MAKASSAR,FILALIN.COM, — Komite Pemantau Legislatif )KOPEL) Indonesia mempermasalahkan Anwar Usman yang masih mau duduk sebagai hakim konstitusi pasca putusan MKMK yang memutus dirinya terbukti melanggar kode etik berat dalam Perkara 90/PUU-XXI/2023. Meski hanya dicopot jabatannya sebagai ketua MK, harusnya Anwar Usman tau diri dengan putusan MKMK. Sebenarnya dia sudah tidak bersyarat lagi duduk sebagai Hakim Mahkamah Konstitusi.

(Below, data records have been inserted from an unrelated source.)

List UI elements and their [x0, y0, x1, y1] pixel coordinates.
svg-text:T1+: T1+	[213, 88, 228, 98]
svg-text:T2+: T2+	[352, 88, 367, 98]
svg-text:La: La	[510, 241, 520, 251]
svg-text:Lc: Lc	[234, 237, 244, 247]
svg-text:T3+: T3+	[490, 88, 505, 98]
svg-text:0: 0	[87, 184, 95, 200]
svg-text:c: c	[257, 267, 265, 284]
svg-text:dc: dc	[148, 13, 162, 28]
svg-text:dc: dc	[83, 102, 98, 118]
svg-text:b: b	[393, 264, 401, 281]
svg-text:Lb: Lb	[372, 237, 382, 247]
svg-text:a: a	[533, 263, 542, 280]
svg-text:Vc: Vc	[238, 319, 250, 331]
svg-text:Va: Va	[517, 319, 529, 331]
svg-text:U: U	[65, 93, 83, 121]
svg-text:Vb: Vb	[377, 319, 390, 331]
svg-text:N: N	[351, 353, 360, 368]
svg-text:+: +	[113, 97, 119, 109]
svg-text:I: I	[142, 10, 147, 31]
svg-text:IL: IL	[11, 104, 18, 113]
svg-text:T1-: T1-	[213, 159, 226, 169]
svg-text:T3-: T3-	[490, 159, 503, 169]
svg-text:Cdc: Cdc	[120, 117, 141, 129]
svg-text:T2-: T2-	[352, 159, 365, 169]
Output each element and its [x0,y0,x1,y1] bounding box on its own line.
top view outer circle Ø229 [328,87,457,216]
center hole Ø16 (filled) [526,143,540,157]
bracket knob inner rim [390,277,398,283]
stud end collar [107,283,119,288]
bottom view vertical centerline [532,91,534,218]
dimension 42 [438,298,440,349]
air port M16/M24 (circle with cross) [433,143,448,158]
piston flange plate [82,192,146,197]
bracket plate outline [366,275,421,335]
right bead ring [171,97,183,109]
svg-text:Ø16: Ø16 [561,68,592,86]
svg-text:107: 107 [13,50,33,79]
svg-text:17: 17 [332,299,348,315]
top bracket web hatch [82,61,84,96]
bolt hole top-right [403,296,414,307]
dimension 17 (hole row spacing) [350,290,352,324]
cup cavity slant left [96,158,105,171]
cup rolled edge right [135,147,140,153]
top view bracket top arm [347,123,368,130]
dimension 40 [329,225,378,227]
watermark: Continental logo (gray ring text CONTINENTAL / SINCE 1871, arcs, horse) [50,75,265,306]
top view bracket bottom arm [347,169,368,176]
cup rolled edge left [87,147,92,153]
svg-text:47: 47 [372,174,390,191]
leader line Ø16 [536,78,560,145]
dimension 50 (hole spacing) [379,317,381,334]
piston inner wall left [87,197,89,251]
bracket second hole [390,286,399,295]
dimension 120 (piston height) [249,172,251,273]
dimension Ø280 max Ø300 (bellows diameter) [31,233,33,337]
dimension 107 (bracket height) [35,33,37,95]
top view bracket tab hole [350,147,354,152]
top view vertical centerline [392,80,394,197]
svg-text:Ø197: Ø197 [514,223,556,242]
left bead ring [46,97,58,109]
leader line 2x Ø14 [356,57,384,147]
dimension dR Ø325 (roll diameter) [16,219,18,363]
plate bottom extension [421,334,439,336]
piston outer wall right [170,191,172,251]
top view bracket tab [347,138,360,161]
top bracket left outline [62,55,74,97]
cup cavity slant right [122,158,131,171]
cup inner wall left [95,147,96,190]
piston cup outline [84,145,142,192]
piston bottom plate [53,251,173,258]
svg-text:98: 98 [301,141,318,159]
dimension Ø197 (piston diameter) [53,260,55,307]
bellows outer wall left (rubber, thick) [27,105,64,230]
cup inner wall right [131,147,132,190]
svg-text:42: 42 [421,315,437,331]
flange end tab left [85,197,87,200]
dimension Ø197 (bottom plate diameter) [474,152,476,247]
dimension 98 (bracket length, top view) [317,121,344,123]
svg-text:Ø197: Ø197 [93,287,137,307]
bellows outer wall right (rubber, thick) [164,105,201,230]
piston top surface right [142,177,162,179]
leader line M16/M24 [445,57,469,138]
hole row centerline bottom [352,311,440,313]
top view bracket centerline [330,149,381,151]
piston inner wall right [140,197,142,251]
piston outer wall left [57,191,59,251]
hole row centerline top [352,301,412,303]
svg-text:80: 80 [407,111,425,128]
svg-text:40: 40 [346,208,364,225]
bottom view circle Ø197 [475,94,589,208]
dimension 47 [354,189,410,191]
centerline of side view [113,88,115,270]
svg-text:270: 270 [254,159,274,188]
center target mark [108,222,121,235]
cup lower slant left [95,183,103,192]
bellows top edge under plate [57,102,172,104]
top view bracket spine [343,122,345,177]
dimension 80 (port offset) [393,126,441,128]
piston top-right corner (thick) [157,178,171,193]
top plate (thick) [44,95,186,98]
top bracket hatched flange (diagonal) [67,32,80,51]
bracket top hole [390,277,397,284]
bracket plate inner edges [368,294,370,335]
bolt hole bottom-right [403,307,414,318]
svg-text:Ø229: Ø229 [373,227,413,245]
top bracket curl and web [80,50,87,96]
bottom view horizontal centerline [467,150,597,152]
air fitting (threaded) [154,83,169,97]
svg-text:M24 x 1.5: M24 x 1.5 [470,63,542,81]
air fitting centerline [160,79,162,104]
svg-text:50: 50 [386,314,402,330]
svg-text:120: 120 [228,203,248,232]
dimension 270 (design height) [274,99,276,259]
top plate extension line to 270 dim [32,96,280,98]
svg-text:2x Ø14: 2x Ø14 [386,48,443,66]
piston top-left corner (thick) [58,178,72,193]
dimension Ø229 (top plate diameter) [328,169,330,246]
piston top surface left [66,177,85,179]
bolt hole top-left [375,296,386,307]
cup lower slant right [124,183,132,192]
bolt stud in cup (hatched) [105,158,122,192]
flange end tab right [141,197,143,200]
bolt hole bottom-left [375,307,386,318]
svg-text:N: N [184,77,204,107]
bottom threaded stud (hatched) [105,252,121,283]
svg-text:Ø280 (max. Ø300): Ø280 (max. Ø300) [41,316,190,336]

“Hakim konstitusi harus memiliki integritas dan kepribadian yang tidak tercela, adil, negarawan yang menguasai konsititusi dan ketatanegaraan, serta tidak merangkap jabatan negara”, Kata Herman Ketua KOPEL Indonesia.
“Syarat itu sudah dijelaskan dalam konstitusi kita UUD 1945 pasal 24 C ayat 5 syarat umum seseorang dapat diangkat menjadi hakim konstitusi itu tidak tercela”, tambahnya.
Putusan MKMK yang terbukti melanggar kode etik berat dengan memberikan karpet merah kepada sang ponakan seharusnya Anwar Usman tau diri dan malu masih menyandang jabatan sebagai Hakim Mahkamah Konstitusi. Dari sidang etik yang sudah diputus terbukti pelanggaran etik berat, menunjukkan integritasnya sudah tidak terpenuhi sebagaimana dipersyaratkan konstitusi.
Negarawan dalam konstitusi kita sebagai syarat hakim MK, Anwar Usman juga sudah tidak menunjukkan hal tersebut.
“Diputus bersalah pelanggaran etik berat, kok masih mau jadi hakim. Malulah, apalagi ini soal ponakan yang diberi karpet merah, Kalau dia seorang negarawan harusnya dengan suka rela mundur dari jabatannya”, pungkas Herman.
Selain dicopot sebagai ketua MK, Anwar Usman juga dalam amar putusan MKMK dilarang untuk tidak terlibat menangani atau memeriksa perkara yang berkaitan sengketa hasil pemilu dan pilkada. Lalu untuk apa dia duduk di situ, ke depan MK akan dihadapkan pada kasus Pemilu, akan ada Pemilu Presiden, DPR/D, Pilkada. KOPEL Indonesia menilai Anwar Usman akan menjadi beban APBN dengan memakan gaji buta sebagai Hakim MK.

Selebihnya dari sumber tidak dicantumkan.